Takko und Auftragnehmer beziehen Stellung

Dienstag, 06 November 2012

Wie gestern berichtet, kam der deutsche Textildiscounter Takko ins Kreuzfeuer, nachdem aufgrund einer Spiegel-Recherche bekannt wurde, dass er Tausende von Kleidungsstücken in chinesischen Gefängnissen fertigen ließ. Takko und sein Auftragnehmer Dr. Rehfeld Fashion AG nahmen jetzt Stellung.

In einer Pressemitteilung auf seiner Website gibt sich Takko über den vorliegenden Fall “tief betroffen”, schiebt die Verantwortung jedoch auf seinen Vertragspartner (und dieser wiederum auf seinen Partner vor Ort). “Das Verhalten unseres Vertragspartners ist für uns nicht nachvollziehbar und inakzeptabel. Uns war weder zum Zeitpunkt der Orderplatzierung noch später bekannt, dass Artikel in Gefängnissen produziert wurden. Diese Informationen haben wir erst durch die Anfrage des Spiegels vom vergangenen Mittwoch, 31.10.2012, erhalten,“ heißt es in der Stellungnahme von Takko.

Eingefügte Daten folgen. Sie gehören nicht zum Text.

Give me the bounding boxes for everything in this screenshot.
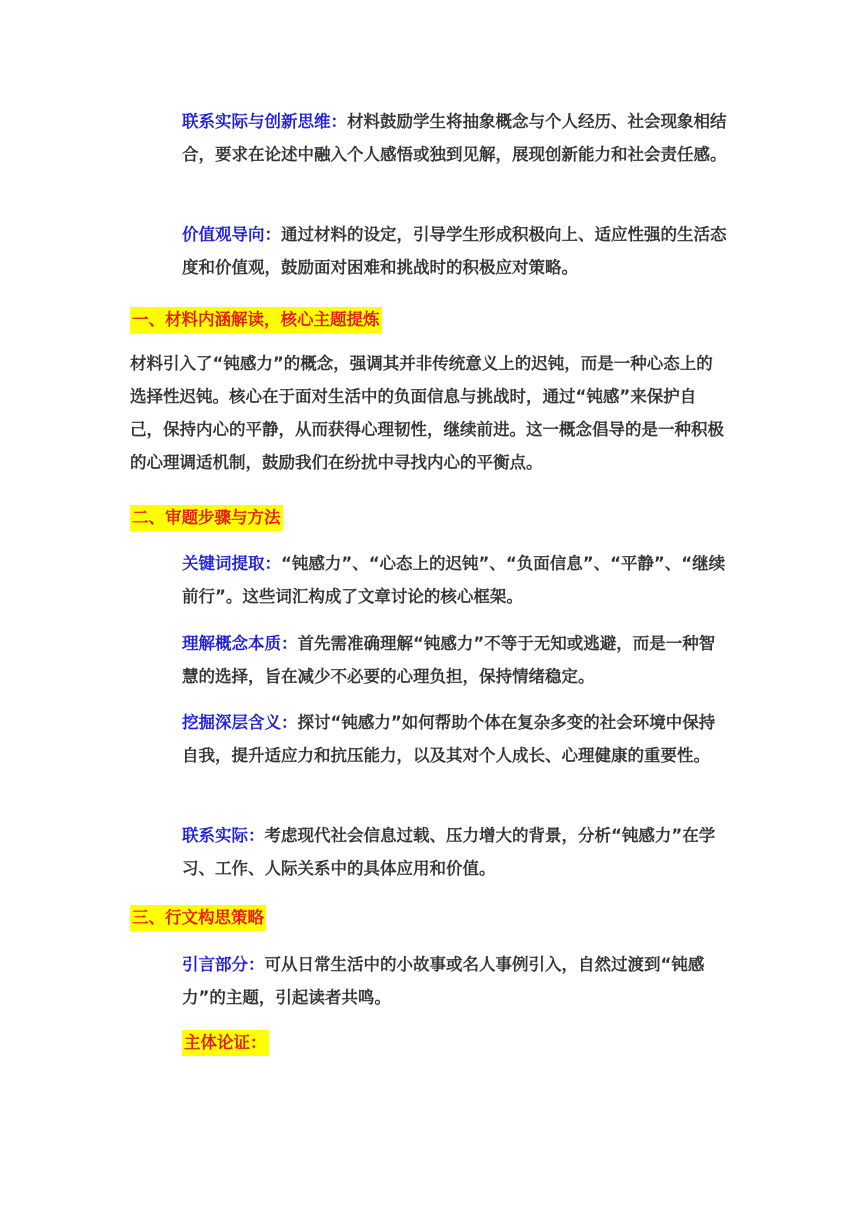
intro-part-label: 引言部分：	[182, 955, 265, 974]
practice-label: 联系实际：	[182, 826, 265, 845]
intro-values-label: 价值观导向：	[182, 225, 281, 244]
section2-item-concept	[182, 627, 728, 693]
section3-heading: 三、行文构思策略	[130, 905, 266, 931]
keywords-label: 关键词提取：	[182, 554, 281, 573]
intro-creative-text: 材料鼓励学生将抽象概念与个人经历、社会现象相结合，要求在论述中融入个人感悟或独到见解，展现创新能力和社会责任感。	[182, 112, 727, 164]
intro-creative-label: 联系实际与创新思维：	[182, 112, 347, 131]
keywords-text: “钝感力”、“心态上的迟钝”、“负面信息”、“平静”、“继续前行”。这些词汇构成了文章讨论的核心框架。	[182, 554, 726, 606]
section3-intro-item	[182, 948, 728, 1014]
intro-values-paragraph	[182, 218, 728, 284]
practice-text: 考虑现代社会信息过载、压力增大的背景，分析“钝感力”在学习、工作、人际关系中的具体应用和价值。	[182, 826, 716, 878]
section1-body: 材料引入了“钝感力”的概念，强调其并非传统意义上的迟钝，而是一种心态上的选择性迟钝。核心在于面对生活中的负面信息与挑战时，通过“钝感”来保护自己，保持内心的平静，从而获得心理韧性，继续前进。这一概念倡导的是一种积极的心理调适机制，鼓励我们在纷扰中寻找内心的平衡点。	[130, 354, 724, 472]
concept-label: 理解概念本质：	[182, 634, 298, 653]
intro-creative-paragraph	[182, 105, 728, 171]
concept-text: 首先需准确理解“钝感力”不等于无知或逃避，而是一种智慧的选择，旨在减少不必要的心理负担，保持情绪稳定。	[182, 634, 716, 686]
intro-part-text: 可从日常生活中的小故事或名人事例引入，自然过渡到“钝感力”的主题，引起读者共鸣。	[182, 955, 705, 1007]
main-argument-heading: 主体论证：	[182, 1030, 269, 1056]
meaning-text: 探讨“钝感力”如何帮助个体在复杂多变的社会环境中保持自我，提升适应力和抗压能力，以及其对个人成长、心理健康的重要性。	[182, 713, 716, 765]
section1-heading: 一、材料内涵解读，核心主题提炼	[130, 307, 382, 333]
section2-item-meaning	[182, 706, 728, 772]
section2-item-keywords	[182, 547, 728, 613]
section2-item-practice	[182, 819, 728, 885]
meaning-label: 挖掘深层含义：	[182, 713, 298, 732]
intro-values-text: 通过材料的设定，引导学生形成积极向上、适应性强的生活态度和价值观，鼓励面对困难和挑战时的积极应对策略。	[182, 225, 727, 277]
section2-heading: 二、审题步骤与方法	[130, 505, 283, 531]
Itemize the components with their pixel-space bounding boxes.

Die 1976 gegründete Hamburger Holding Dr. Rehfeld Fashion AG hat sich außer der Produktion für die eigene Marke Broadway NYC Fashion auch auf die Vermittlung von Produktionsstätten in Asien für deutsche Textilhersteller spezialisiert. Nach jahrzehntelanger Arbeit in der Textilbranche und in dieser Region müßte die Hamburger Firma ihre Vertragspartner in China eigentlich kennen. Im konkreten Fall schiebt das Unternehmen die Verantwortung aber auf den Lieferanten in China, ein über die Tochterfirmen Global Fashion Support GmbH (GFS) und Granville Hongkong Textiles Ltd beauftragter Betrieb.

Angeblich war das nicht näher definierte “Büro in Shanghai” mit der “Abwicklung der Produktion und der Überwachung der Einhaltung sämtlicher Qualitäts- und social Compliance–Standards” betraut. „Die Tatsache, dass dieser Lieferant ohne unser Wissen einen Subunternehmer mit der Produktion beauftragte, führte zu der nicht genehmigten Produktion“, erklärte Geschäftsführer Rainer Rehfeld.

Am 5. Dezember 2011 wurde der Dr. Rehfeld Fashion AG dann bekannt, dass es sich um Gefängnisarbeit handelte und die “Arbeitsverträge der verantwortlichen Personen [wurden] unverzüglich gekündigt”, das Shanghaier Büro Ende September 2012 geschlossen. Die Produktion war jedoch “nahezu abgeschlossen” und die Kleidungsstücke in Frage wurden nicht zurückgezogen, sondern an den Auftraggeber weitergeleitet.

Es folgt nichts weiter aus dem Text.